Thalamotomy According to the central oscillatory mechanism of ET pathogenesis, the tremor of the contralateral limb can be improved by stereotactic thalamotomy on one side [1,2]. Goldman reported that the treatment of ET was effective in all 8 cases. Adverse effects include limb weakness, dysarthria, and in a few cases, oculomotor spasm and ataxia.

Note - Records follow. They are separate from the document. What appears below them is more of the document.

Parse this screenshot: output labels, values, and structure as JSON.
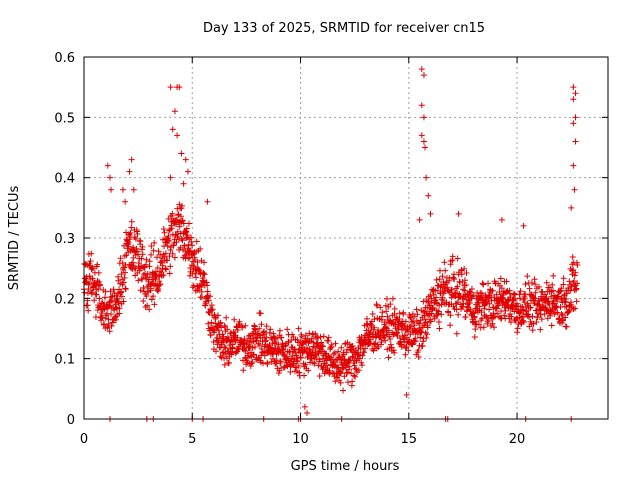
{
  "chart_data": {
    "type": "scatter",
    "title": "Day 133 of 2025, SRMTID for receiver cn15",
    "xlabel": "GPS time / hours",
    "ylabel": "SRMTID / TECUs",
    "xlim": [
      0,
      24.2
    ],
    "ylim": [
      0,
      0.6
    ],
    "x_ticks": [
      0,
      5,
      10,
      15,
      20
    ],
    "y_ticks": [
      0,
      0.1,
      0.2,
      0.3,
      0.4,
      0.5,
      0.6
    ],
    "x_tick_labels": [
      "0",
      "5",
      "10",
      "15",
      "20"
    ],
    "y_tick_labels": [
      "0",
      "0.1",
      "0.2",
      "0.3",
      "0.4",
      "0.5",
      "0.6"
    ],
    "grid": true,
    "marker": "+",
    "color": "#e00000",
    "series": [
      {
        "name": "SRMTID",
        "trend": [
          [
            0.0,
            0.22
          ],
          [
            0.5,
            0.22
          ],
          [
            1.0,
            0.17
          ],
          [
            1.5,
            0.19
          ],
          [
            2.0,
            0.28
          ],
          [
            2.5,
            0.27
          ],
          [
            3.0,
            0.22
          ],
          [
            3.5,
            0.25
          ],
          [
            4.0,
            0.3
          ],
          [
            4.5,
            0.32
          ],
          [
            5.0,
            0.27
          ],
          [
            5.5,
            0.23
          ],
          [
            6.0,
            0.15
          ],
          [
            6.5,
            0.12
          ],
          [
            7.0,
            0.13
          ],
          [
            7.5,
            0.12
          ],
          [
            8.0,
            0.13
          ],
          [
            8.5,
            0.12
          ],
          [
            9.0,
            0.11
          ],
          [
            9.5,
            0.11
          ],
          [
            10.0,
            0.11
          ],
          [
            10.5,
            0.12
          ],
          [
            11.0,
            0.11
          ],
          [
            11.5,
            0.09
          ],
          [
            12.0,
            0.09
          ],
          [
            12.5,
            0.1
          ],
          [
            13.0,
            0.13
          ],
          [
            13.5,
            0.15
          ],
          [
            14.0,
            0.15
          ],
          [
            14.5,
            0.15
          ],
          [
            15.0,
            0.14
          ],
          [
            15.5,
            0.14
          ],
          [
            16.0,
            0.18
          ],
          [
            16.5,
            0.21
          ],
          [
            17.0,
            0.21
          ],
          [
            17.5,
            0.21
          ],
          [
            18.0,
            0.18
          ],
          [
            18.5,
            0.19
          ],
          [
            19.0,
            0.19
          ],
          [
            19.5,
            0.2
          ],
          [
            20.0,
            0.18
          ],
          [
            20.5,
            0.19
          ],
          [
            21.0,
            0.18
          ],
          [
            21.5,
            0.2
          ],
          [
            22.0,
            0.19
          ],
          [
            22.5,
            0.21
          ],
          [
            22.8,
            0.23
          ]
        ],
        "spread": 0.055,
        "spikes": [
          {
            "x": 1.1,
            "y": 0.42
          },
          {
            "x": 1.2,
            "y": 0.4
          },
          {
            "x": 1.25,
            "y": 0.38
          },
          {
            "x": 2.2,
            "y": 0.43
          },
          {
            "x": 2.1,
            "y": 0.41
          },
          {
            "x": 2.3,
            "y": 0.38
          },
          {
            "x": 1.8,
            "y": 0.38
          },
          {
            "x": 1.9,
            "y": 0.36
          },
          {
            "x": 4.0,
            "y": 0.55
          },
          {
            "x": 4.3,
            "y": 0.55
          },
          {
            "x": 4.4,
            "y": 0.55
          },
          {
            "x": 4.2,
            "y": 0.51
          },
          {
            "x": 4.1,
            "y": 0.48
          },
          {
            "x": 4.3,
            "y": 0.47
          },
          {
            "x": 4.5,
            "y": 0.44
          },
          {
            "x": 4.7,
            "y": 0.43
          },
          {
            "x": 4.8,
            "y": 0.41
          },
          {
            "x": 4.6,
            "y": 0.39
          },
          {
            "x": 4.0,
            "y": 0.4
          },
          {
            "x": 5.7,
            "y": 0.36
          },
          {
            "x": 15.6,
            "y": 0.58
          },
          {
            "x": 15.7,
            "y": 0.57
          },
          {
            "x": 15.6,
            "y": 0.52
          },
          {
            "x": 15.7,
            "y": 0.5
          },
          {
            "x": 15.6,
            "y": 0.47
          },
          {
            "x": 15.7,
            "y": 0.46
          },
          {
            "x": 15.75,
            "y": 0.45
          },
          {
            "x": 15.8,
            "y": 0.4
          },
          {
            "x": 15.9,
            "y": 0.37
          },
          {
            "x": 15.5,
            "y": 0.33
          },
          {
            "x": 16.0,
            "y": 0.34
          },
          {
            "x": 22.6,
            "y": 0.55
          },
          {
            "x": 22.7,
            "y": 0.54
          },
          {
            "x": 22.6,
            "y": 0.53
          },
          {
            "x": 22.7,
            "y": 0.5
          },
          {
            "x": 22.6,
            "y": 0.49
          },
          {
            "x": 22.7,
            "y": 0.46
          },
          {
            "x": 22.6,
            "y": 0.42
          },
          {
            "x": 22.65,
            "y": 0.38
          },
          {
            "x": 22.5,
            "y": 0.35
          },
          {
            "x": 17.3,
            "y": 0.34
          },
          {
            "x": 19.3,
            "y": 0.33
          },
          {
            "x": 20.3,
            "y": 0.32
          },
          {
            "x": 10.2,
            "y": 0.02
          },
          {
            "x": 10.3,
            "y": 0.01
          },
          {
            "x": 14.9,
            "y": 0.04
          }
        ],
        "zero_markers": [
          1.2,
          2.9,
          3.2,
          5.0,
          5.5,
          8.3,
          9.9,
          10.0,
          11.9,
          16.7,
          16.8,
          20.4,
          22.5
        ]
      }
    ]
  }
}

Deep thalamic brain stimulation (DBS) The technique has been applied to treat ET since the mid-1980s, with the advantages of less damage to tissues, adjustable stimulation frequency, the ability to perform treatment on both sides, and the ability to terminate treatment at any time; the efficacy is better, with an efficiency of more than 70%. The disadvantages are the high cost, the possibility of infection or inflammatory reactions due to foreign body implantation, the need to adjust the stimulation parameters, and the need for regular battery replacement and other hardware [10]. A multicenter study of unilateral DBS for ET showed symptomatic improvement and significant improvement in quality of life in most cases (27/29) at 3 months after surgery [11].Sydow et al. followed 19 cases of DBS-treated ET for 6 years with stable tremor improvement; the efficacy was better for postural tremor than for motor tremor. Surgical complications include and intracerebral infection and bleeding, and side effects include sensory abnormalities, dysarthria, bradykinesia, gait instability, dystonia, and local pain, but are transient. In a few cases, the implanted device failed and required reoperation [12]. The side effects of thalamotomy such as ataxia, dysarthria, and gait stability (42%) were also significantly higher than those of DBS (26%), and 31% of the former side effects persisted, while DBS was able to eliminate them by adjusting the stimulation parameters. Thus, DBS is considered to be superior to thalamotomy for ET.
Conclusion
ET is clinically common and, despite its slow progression, can severely affect motor function in advanced stages. Since the pathogenesis of ET has not been fully elucidated, only symptomatic treatment is available, with propranolol and paromidone as the first choice. Surgical treatment may be considered for those who defy pharmacological treatment, as appropriate. Research on the etiology and pathophysiology of ET should be further deepened in order to cure the disease from its root cause.